In June 2018 DASH released "YRBSS Data Summary and Trends Report: 2007-2017," presenting  trends of bullying and cyberbullying since each was added to the survey. The following are a few highlights:
  • Overall, the rate of bullying on school property has remained stable since 2009. About 20% of US students report being bullied.
  • The number of males reporting being bullied significantly decreased from 19% in 2009 to 16% in 2017.
  • No significant changes were found in females reporting bullying, and the number reporting being bullied remains stable, around 22%.
  • Overall, the rate of cyberbullying remained stable since 2011. About 15% of US students report being cyberbullied.
  • No significant changes were found in cyberbullying for either males or females.

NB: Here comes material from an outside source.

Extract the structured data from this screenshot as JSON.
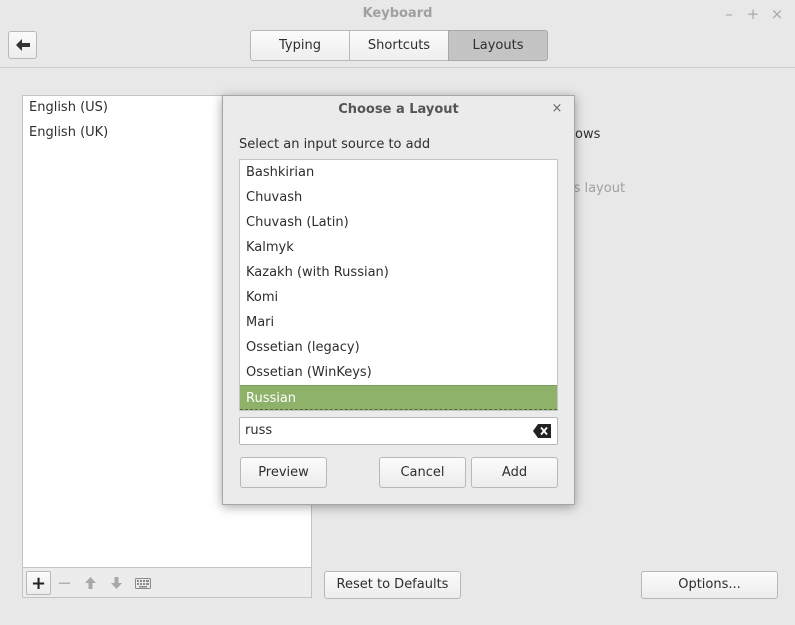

These highlights are limited to overall trends and gender focus; even so, they bring the impact of our  bullying prevention efforts into question. The rates of students being bullied and cyberbullied remain stable. Since 2015 every state in the US has anti-bullying school policies. In 2016 the National Academies of Science declared bullying a serious public health issue. By 2017 the CDC categorized bullying as an Adverse Childhood Experience. We have research- and evidence-based programs proven to reduce bullying, some with 40 years of proven effectiveness. We know that bullying cannot flourish in safe and supportive environments, and that developing social-emotional core competencies within those safe schools is the best line of defense.

Are we really putting into practice what we know? If so, then why do one in five of our young people continue to report being bullied on school property?

Maya Angelou told us that when we know better, we do better. Why aren't we doing better?